Ayetoro community, a coastal area located in Ilaje Local Council, Ondo State, and on the forefront of climate change and exploration activities of oil companies, is currently threatened with extinction. This is because it is constantly faced by worsening sea incursions and rising sea levels. The waves of the Atlantic ocean terrified the people of Ayetoro as it is a reminder that it is gradually creeping into the midst of the ocean; unlike tourists who find it attractive to behold tides at shorelines.
In 1947, Ayetoro community was established and regarded as the “Happy City”. It has its location along the Atlantic coast in the southern region of Ondo State. It used to be well known for its prosperous riverine settlement across the country, owing to its successful fish trade. The political and social framework of the community also contributed to its prosperity, as it ensured equality and a sense of belonging for every indigene. However, terrible sea incursions and surges turned the “Happy City” into a “Sad City” for its residents.

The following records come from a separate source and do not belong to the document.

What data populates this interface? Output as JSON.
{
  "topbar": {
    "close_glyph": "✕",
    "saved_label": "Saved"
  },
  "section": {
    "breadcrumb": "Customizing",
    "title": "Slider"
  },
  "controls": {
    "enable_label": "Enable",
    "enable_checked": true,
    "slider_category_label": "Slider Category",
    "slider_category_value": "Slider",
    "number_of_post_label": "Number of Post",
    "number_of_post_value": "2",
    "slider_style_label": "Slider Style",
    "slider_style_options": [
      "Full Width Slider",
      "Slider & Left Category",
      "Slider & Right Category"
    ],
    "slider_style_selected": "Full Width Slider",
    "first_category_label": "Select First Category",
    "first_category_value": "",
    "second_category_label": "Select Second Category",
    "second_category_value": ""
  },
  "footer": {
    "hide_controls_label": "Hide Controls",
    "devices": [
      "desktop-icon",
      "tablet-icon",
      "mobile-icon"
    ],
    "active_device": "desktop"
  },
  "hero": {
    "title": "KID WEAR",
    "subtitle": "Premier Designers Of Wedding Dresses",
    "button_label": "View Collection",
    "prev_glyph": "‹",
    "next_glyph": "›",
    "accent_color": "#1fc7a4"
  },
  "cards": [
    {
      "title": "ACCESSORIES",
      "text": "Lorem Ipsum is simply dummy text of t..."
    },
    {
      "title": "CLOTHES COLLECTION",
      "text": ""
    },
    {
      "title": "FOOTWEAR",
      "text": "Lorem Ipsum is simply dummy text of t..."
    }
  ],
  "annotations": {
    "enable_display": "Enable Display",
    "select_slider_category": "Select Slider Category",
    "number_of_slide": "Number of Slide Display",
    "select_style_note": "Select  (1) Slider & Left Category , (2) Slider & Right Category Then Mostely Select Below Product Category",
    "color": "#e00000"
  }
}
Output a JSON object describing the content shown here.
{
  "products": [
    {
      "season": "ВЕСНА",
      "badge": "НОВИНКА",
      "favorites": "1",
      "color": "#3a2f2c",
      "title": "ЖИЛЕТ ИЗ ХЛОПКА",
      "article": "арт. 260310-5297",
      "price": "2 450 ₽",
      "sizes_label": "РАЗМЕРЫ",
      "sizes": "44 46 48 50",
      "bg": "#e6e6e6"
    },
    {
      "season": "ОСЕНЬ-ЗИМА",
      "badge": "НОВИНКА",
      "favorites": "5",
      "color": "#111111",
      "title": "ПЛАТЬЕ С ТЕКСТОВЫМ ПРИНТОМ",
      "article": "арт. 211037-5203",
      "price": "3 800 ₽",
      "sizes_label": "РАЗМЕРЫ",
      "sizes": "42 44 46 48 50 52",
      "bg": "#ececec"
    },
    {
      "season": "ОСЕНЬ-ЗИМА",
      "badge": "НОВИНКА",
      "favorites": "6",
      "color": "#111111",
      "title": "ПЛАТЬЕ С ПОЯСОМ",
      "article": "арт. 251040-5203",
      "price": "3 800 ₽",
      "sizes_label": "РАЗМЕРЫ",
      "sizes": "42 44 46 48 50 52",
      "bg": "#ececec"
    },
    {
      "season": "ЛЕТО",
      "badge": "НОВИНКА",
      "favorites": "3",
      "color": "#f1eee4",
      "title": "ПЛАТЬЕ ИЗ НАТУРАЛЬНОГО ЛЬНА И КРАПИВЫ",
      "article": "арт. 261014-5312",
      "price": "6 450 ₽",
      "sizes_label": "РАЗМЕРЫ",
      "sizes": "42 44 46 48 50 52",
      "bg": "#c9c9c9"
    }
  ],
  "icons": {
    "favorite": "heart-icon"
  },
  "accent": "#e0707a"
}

A 2020 surge displaced about 2,000 people & destroyed 200 homes.
Without urgent intervention, the theocratic community is on the verge of being completely submerged by the Atlantic ocean. Although research stated that the sea incursions are majorly caused by climate change which arose sea levels in the coastline, residents of the community believe the community’s nightmare began in the 1970s, when there was a discovery of crude oil in commercial quantities in the seabed. According to indigenes, turbulent sea incursions and oil spillage began with the quest for oil, rendering inhabitants jobless, helpless and homeless.
Since the Niger Delta Development Commission (NDDC) awarded Ayetoro community a multi-billion naira shore protection project about a decade ago, there have been nothing to prevent the surges from washing away almost half of the community. Towards the end of 2020, a surge reportedly displaced about 2,000 people and destroyed about 200 homes. The traditional ruler of the community, the Ogeloyinbo of Ayetoro, Oba Micah Olaseni Ajijo, also asserted that activities of oil firms have spurred frequent surges in the area.
The community has lost over 10KM of land to turbulent sea surge.
Secretary of the Ayetoro Youth Congress, Emmanuel Aralu, said the most recent sea incursion occurred on April 16, 2023, displacing many residents and causing damage to about 500 houses. The secretary added that the community has tried its best possible to call the attention of state and federal governments to address these ecological disasters but to no avail. From 2015 till the present moment, the community has forfeited more than 10 kilometers of land and properties worth millions of naira to the turbulent sea surge.
Commenting on the delay in tackling this issue, Commissioner for Environment in the state, Sunday Akinwalere, asserted that the New Map arrangement of World Bank is part of the funding intervention for Ayetoro. But due to an insufficient time frame, Ayetoro missed the N19 million fund intervention. The West Africa Coastal Area Management Programme — an arrangement of the World Bank for coastal erosion in West Africa — is also aware of the community’s predicament as the state government enlisted for it.
N30m is needed to save Ayetoro from extinction.
Although Ayetoro has been considered for intervention, there is a need for the Federal Government, under the Federal Ministry of Environment and the Federal Ministry of Finance, to discuss execution with the World Bank. The Commissioner affirmed that the project cannot be handled by the state government. The 2020 estimation of the project was 19 million naira, but now it would have skyrocketed to 30 million naira. However, the governor of Ondo State, Oluwarotimi Akeredolu, has established a committee to investigate all areas affecting this coastal region.